Arda Ezer
ARdaQue
Yalnız aslan
Jason Keep sezon bitip Amerika'ya döndüğü zaman Türkiye'de geçirdiği yarım sezonu arkadaşlarına anlatacak. Sanırım o sohbetler sırasında kimsenin kendisine inanmayacağını düşünmüş olmalı ki hemen yaşananları kayıt etmek istedi. 27. dakikada tribünlerin boşaltılma kararı üzerine dışarı çıkmak istemeyen G.Saray seyircisi polisle çatışırken, Keep hızla sahadan çıkıp soyunma odasına yöneldi. Hemen geri gelerek elindeki görüntü kaydetme özelliği olan cep telefonuyla olayları uzun süre çekti. Sanki UFO gördüğü ama arkadaşlarına anlatırken kendisini deli sanmasınlar diye somut kanıt arayan biri gibiydi. Yanına gelen takım arkadaşı Umut Tınay onu gülümseyerek izleyip "boşver" der gibisinden bir hareket yaptı. Biz Türkler uzay üssünde yaşadığımız için UFO görmeye çok alıştık galiba. Keep ne yazık ki salonda maçın kalan bölümünü oynamak zorunda olduğu için salonun dışında iyice kızmış G.Saray taraftarının polisle girdiği çatışma ve park halindeki otomobillere yaptıklarını görüntü arşivine ekleyemedi.

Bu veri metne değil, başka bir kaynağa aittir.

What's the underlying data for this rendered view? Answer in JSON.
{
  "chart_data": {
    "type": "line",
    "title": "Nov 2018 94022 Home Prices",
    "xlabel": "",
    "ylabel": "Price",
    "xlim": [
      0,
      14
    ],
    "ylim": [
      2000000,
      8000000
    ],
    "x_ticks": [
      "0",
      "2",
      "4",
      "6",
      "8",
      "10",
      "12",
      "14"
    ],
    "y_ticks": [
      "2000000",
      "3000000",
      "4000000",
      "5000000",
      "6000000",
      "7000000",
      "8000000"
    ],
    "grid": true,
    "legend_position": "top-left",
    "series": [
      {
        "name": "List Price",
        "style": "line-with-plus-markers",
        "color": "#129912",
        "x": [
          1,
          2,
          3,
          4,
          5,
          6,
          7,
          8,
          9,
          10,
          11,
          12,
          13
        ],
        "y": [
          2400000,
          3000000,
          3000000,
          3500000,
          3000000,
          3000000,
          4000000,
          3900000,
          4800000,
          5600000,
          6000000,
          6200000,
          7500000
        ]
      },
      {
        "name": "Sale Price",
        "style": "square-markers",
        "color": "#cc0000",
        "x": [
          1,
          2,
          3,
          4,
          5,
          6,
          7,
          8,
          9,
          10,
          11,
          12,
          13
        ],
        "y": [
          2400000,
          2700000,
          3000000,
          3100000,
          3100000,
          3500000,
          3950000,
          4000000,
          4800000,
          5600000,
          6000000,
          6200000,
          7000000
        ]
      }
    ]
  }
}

Maç sonrası G.Saray Başkan Yardımcısı Turgay Kıran, "Sahaya sadece 3-4 tane pet şişe atıldı. Diğer salonlarda bunlardan daha beteri oluyor ama sadece bizim seyircimiz dışarı çıkarılıyor. Olayların hepsinin sorumlusu bu kararı veren hakemlerdir" dedi.
Haklı olduğu bir taraf var elbette. Gerçekten de başka sahalarda daha beterleri oldu. Ancak sayın Kıran'ın atladığı önemli bir konu var. Hatanın tekrarı bunu meşru kılmaz. Eğer hatalı bir hakem varsa bu diğer maçlarda iş çığrından çıkana kadar salonları boşaltmayanlardı. Ayrıca sahaya atılanlar sadece 3-4 pet şişe ile kalmadı. Ses bombaları, ayran kutuları (bir tanesi F.Bahçe Koçu Aydın Örs'e isabet etti), cepte taşınabilen her türlü madeni para, çakmak, kalem vs ve nihayet bir cam şişe de vardı. Spor yapılan ortama direkt yapılan bu müdaheleler karşısında oldukça otoriter olduğu bilinen hakem Engin Kennerman ve saha komiseri Ömer Ozan önce tribünleri uyardılar. Daha sonra soyunma odasına gittiler ve anonsla olayların tekrarı halinde tribünlerin boşaltılacağı uyarısında bulundular. Olaylar yine tekrar ettiğinde salon boşaltılacakken yeniden ikna edildiler ama uyarıyı tekrarladılar. Son olarak 27. dakikada bir hücum faul düdüğünden sonra sahaya uçan 4-5 pet şişeyi görünce salonun boşaltılmasına karar verdiler. Umarız bu karar bir emsal teşkil eder. Çünkü salonlarda sayın Kıran'ın da belirttiği gibi "daha beterleri" de olmaya başladı ve terör gün geçtikçe tırmanıyor.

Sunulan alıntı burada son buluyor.